De manera general, las personas educadas o relegadas al currículo de la feminidad hegemónica, recibimos la enfática imposición del sacrificio, el servicio, la culpa y la vergüenza como supuestos valores “naturales” que han de regir toda nuestra existencia. Dicho de otro modo, a las personas feminizadas se nos condiciona bajo la infame creencia de que tenemos un único destino: el deber pasivo y sumiso de cuidar, satisfacer y complacer las necesidades, intereses y deseos de todo el mundo, menos de nosotras mismas. Y así, con la obediencia y la explotación como banderas, se han ido petrificando en nuestra cultura los imaginarios de “buena mujer” y de persona femenina o afeminada, a la par con la bochornosa justificación masiva que se hace de la vista larga y repite ese desgarrador “se lo buscó” cada vez que somos violentadas.
La Real Academia Española define el concepto “egoísmo” como el “inmoderado y excesivo amor a sí mismo, que hace atender desmedidamente al propio interés, sin cuidarse del de los demás”. Inclusive, define “amor propio” como el “amor que alguien se profesa a sí mismo, y especialmente a su prestigio”, como si se tratase de un capricho o algo que hay que merecer por la consecución de que otras personas aprueben el mérito. Dicha institución –colonizadora, patriarcal y represiva por excelencia– no reconoce que el amor propio es el punto de partida para la autonomía y la dignidad, por lo que no puede ser “inmoderado y excesivo”; ni que en este mundo, para hacer del amor propio una realidad concreta, no nos queda de otra que ser egoístas, especialmente las personas a las que se nos niega ser sujetos por percibirnos como objetos. Toca insistir en que el lenguaje no es inocente, construye y omite realidades, y manipula la toma de decisiones estableciendo relaciones desiguales de poder desde los imaginarios. Por ello, es importante diferenciar los egoísmos y aproximarnos a la frágil injuria con intención de equidad, placer y justicia social.
El egoísmo insano o inmaduro se corresponde con la percepción más generalizada del concepto. Este busca la satisfacción y recompensa instantánea, se basa en la incompetente competencia del “yo gano, tú pierdes”; es indiferente a las consecuencias, carece de autocontrol y empatía, y no hay posibilidad de un beneficio mutuo en las relaciones interpersonales, pues todo es recibir sin intención de accionar en balance con el dar.

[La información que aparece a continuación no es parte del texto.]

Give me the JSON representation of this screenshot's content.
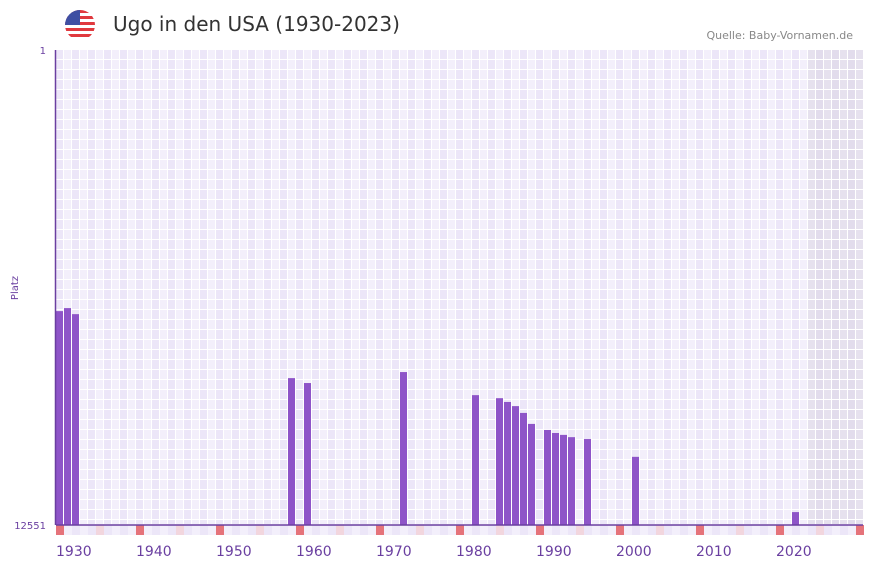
{
  "header": {
    "title": "Ugo in den USA (1930-2023)",
    "source": "Quelle: Baby-Vornamen.de",
    "flag_icon": "usa-flag-icon"
  },
  "colors": {
    "bar": "#8e54c8",
    "axis": "#6a3fa0",
    "decade_tick": "#e5737a",
    "half_decade_tick": "#f2d6de",
    "future_area": "#e2dcec"
  },
  "chart_data": {
    "type": "bar",
    "title": "Ugo in den USA (1930-2023)",
    "xlabel": "",
    "ylabel": "Platz",
    "y_inverted": true,
    "ylim": [
      1,
      12551
    ],
    "xlim": [
      1930,
      2030
    ],
    "y_tick_labels": [
      "1",
      "12551"
    ],
    "x_tick_labels": [
      "1930",
      "1940",
      "1950",
      "1960",
      "1970",
      "1980",
      "1990",
      "2000",
      "2010",
      "2020"
    ],
    "x_ticks": [
      1930,
      1940,
      1950,
      1960,
      1970,
      1980,
      1990,
      2000,
      2010,
      2020
    ],
    "data_end_year": 2023,
    "points": [
      {
        "year": 1930,
        "rank": 6900
      },
      {
        "year": 1931,
        "rank": 6820
      },
      {
        "year": 1932,
        "rank": 6980
      },
      {
        "year": 1959,
        "rank": 8670
      },
      {
        "year": 1961,
        "rank": 8800
      },
      {
        "year": 1973,
        "rank": 8510
      },
      {
        "year": 1982,
        "rank": 9120
      },
      {
        "year": 1985,
        "rank": 9200
      },
      {
        "year": 1986,
        "rank": 9300
      },
      {
        "year": 1987,
        "rank": 9410
      },
      {
        "year": 1988,
        "rank": 9590
      },
      {
        "year": 1989,
        "rank": 9880
      },
      {
        "year": 1991,
        "rank": 10040
      },
      {
        "year": 1992,
        "rank": 10120
      },
      {
        "year": 1993,
        "rank": 10170
      },
      {
        "year": 1994,
        "rank": 10230
      },
      {
        "year": 1996,
        "rank": 10280
      },
      {
        "year": 2002,
        "rank": 10750
      },
      {
        "year": 2022,
        "rank": 12210
      }
    ]
  }
}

Aquí están, por ejemplo, las personas que usan y manipulan a otras para su propia complacencia y provecho, y donde la ignorancia nos coloca como feministas por defender y ejercer los derechos humanos.
El egoísmo altruista o sacrificial, por el contrario, va enmascarado de generosidad y se presenta como mártir: evade los conflictos, es complaciente, incondicional, minimiza o cancela las propias necesidades, emociones y deseos, y busca sentirse indispensable ante otras personas y situaciones; impone su visión al asumir que le toca definir y resolver los problemas de otras personas. Acá están quienes, a pesar del detrimento de su propia salud, disfrute y bienestar, son incapaces de decir “no” o, cuando lo hacen, les consumen los sentimientos de culpa; también quienes se resignan con gozo ante cualquier mandato o atropello, pues el sacrificio se presenta como virtud. Hay un autosabotaje de la propia vida, y tampoco permite el equilibrio en las relaciones o vínculos.
El egoísmo sano o maduro, por su parte, nos permite adentrarnos de manera consciente en un proceso de reflexión constante sobre las propias actitudes y comportamientos, sin pretender el atropello de otras personas ni el autoboicot para alcanzar lo que se quiere. Se basa en el respeto y el apoyo mutuo, y tiene como principio la solidaridad. Nos requiere humildad, responsabilidad, iniciativa, intencionalidad, transparencia, negociación, autocontrol y manejo de la frustración. Asimismo, muchísimo coraje y coherencia.
Entonces, egoístas ¡Por supuesto que sí! Pero, ¿adaptándonos a una “normalidad” que solo buscan oprimirnos y usarnos a conveniencia? Son muchas las trampas y es fácil llegarse a creer –a través del mercado y el consumismo, las fantasías de éxito y la falta de consentimiento, la romantización de la explotación y la resiliencia– que estamos cambiando algo cuando, en efecto, se está recurriendo al autoengaño porque duele menos y es más fácil acomodarse a las condiciones existentes.
El sano egoísmo es urgente, tenemos derecho a permitirnos la satisfacción y el placer desde lo que genuinamente queremos y con autonomía; el poder de rechazar y transformar las imposiciones y expectativas externas como deberes nos pertenece, como también le perteneció a nuestras ancestras. El reto es colectivo, pero la responsabilidad y el compromiso en tomar las riendas de la propia vida es personal. ¿Te lo permitirás?